Oh, but they would. The man who ordered the destruction of Oradour, Brigadier General Heinz Lammerding, avoided the dock: West Germany refused to extradite him to France. When a group of suspects living in communist East Germany were sought by France, the officially “anti-fascist” dictatorship also refused extradition requests. During the French trial, a handful of perpetrators were given flimsy sentences, while two Germans condemned to death were later pardoned.

But now German prosecutors, mining information from East German secret police files, have assembled a case against former Waffen-SS soldier Werner C. (German privacy laws protect the accused’s identity), an 88 year old from Cologne who acknowledges being present in Oradour-sur-Glane on that grim day, but claims to not have participated in the orgiastic violence.

As word of Werner C’s arrest filtered through the media, 92-year-old Siert Bruins, a Dutch-born member of the SS once known by the delightful nickname “the Beast of Appingedam,” walked out of a German courthouse a free man when a judge declared the evidence too patchy. In 1949, Bruins was sentenced, in absentia, to death by a Dutch court for the murder of Dutch resistance hero Aldert Klaas Dijkema. Though he was born in Holland, Bruins had taken German citizenship during the war. When the Dutch attempted to prosecute Bruins in 1949, the West German government refused the extradition request.

If the post-war German record of war crimes prosecutions has been inconsistent, it’s attempt to instill in post-war generations the ethic of nie wieder—never again—and it’s pedagogical approach to remembering and memorializing victims of Nazism has been reasonably successful. But even these ideological successes are being slowly repealed.
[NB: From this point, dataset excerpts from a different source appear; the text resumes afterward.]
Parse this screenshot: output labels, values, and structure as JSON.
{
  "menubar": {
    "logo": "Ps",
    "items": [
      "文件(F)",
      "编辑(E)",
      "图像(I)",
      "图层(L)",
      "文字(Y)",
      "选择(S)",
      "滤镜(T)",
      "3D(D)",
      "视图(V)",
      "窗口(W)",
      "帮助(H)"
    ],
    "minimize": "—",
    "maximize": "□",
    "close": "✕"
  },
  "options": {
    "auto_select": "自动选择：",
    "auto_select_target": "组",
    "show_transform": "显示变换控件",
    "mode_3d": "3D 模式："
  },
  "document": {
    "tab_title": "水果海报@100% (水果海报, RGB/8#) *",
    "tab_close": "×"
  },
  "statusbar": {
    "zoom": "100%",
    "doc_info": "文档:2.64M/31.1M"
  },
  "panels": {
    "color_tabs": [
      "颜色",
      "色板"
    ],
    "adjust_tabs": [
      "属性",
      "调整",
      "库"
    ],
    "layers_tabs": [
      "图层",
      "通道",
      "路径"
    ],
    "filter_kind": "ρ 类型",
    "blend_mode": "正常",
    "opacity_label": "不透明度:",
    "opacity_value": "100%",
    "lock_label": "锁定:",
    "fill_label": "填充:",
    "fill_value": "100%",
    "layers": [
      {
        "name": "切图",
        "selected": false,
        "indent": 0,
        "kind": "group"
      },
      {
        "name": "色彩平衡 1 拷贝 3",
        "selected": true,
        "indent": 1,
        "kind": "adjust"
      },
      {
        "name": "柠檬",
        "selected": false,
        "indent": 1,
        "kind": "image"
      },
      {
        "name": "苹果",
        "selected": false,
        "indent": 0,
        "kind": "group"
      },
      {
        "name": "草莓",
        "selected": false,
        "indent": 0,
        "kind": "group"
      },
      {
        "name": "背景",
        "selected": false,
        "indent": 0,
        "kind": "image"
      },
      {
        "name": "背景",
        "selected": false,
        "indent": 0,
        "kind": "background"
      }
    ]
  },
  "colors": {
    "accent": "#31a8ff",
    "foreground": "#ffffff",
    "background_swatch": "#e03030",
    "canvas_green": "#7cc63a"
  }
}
With the prosecutions of Bruins and Werner C., the groaning that such trials are unnecessary, needlessly cruel, and part of Germany’s guilt fetish—views made more socially acceptable after the publication of books like Günter Grass’s Crabwalk and Jörg Friedrich’s Der Brand, which highlighted German victims of the war—are astoundingly common on the German-language Internet. Indeed, I have had innumerable conversations in Germany with people “exhausted by guilt,” who indulge in the tired and flabby argument that they aren’t culpable for their grandfather’s sins, despite no one ever having claimed that they were.

And Germans haven’t always done memory well, engaging in the pointless and stupid criminalization of hideous ideas and filling jails with halfwits who promulgate them (for instance, the de facto ban on the publication of Adolf Hitler’s Mein Kampf, despite its widespread availability online and the various bans on Nazi symbols and propaganda that are codified into law).

But they are right to haul—or wheel—a geriatric SS man present at a notorious, if largely forgotten, massacre into the courtroom. Countries who don’t reckon with the past, shunting memories of political and institutional violence to the side in favor of “moving forward,” risk banalizing totalitarianism. For instance, a recent Gallup poll found that “residents in seven out of 11 countries that were part of the [Soviet Union] are more likely to believe its collapse harmed their countries than benefited them.” And Germany saw a recent wave of nostalgia for East German dictatorship (bloodlessly called “Ostalgie”), because there was no commensurate Nuremberg Trial, no nie wieder, no truth and reconciliation at the collapse of Soviet communism.

It’s unclear what role Werner C. played in the massacre, though years of rigorous academic research of Nazi crimes both inside and outside Germany have punctured the myth of soldiers merely “following orders,” lest the poor conscript too became a victim of fascism. If Werner C. pulled a trigger or pulled the pin from a grenade, or pushed children into a locked church in Oradour, he should breathe his last breath inside a prison. A small measure of justice, 70 years later, and reassurance that not all the perpetrators have “escaped the penalty of their crime.”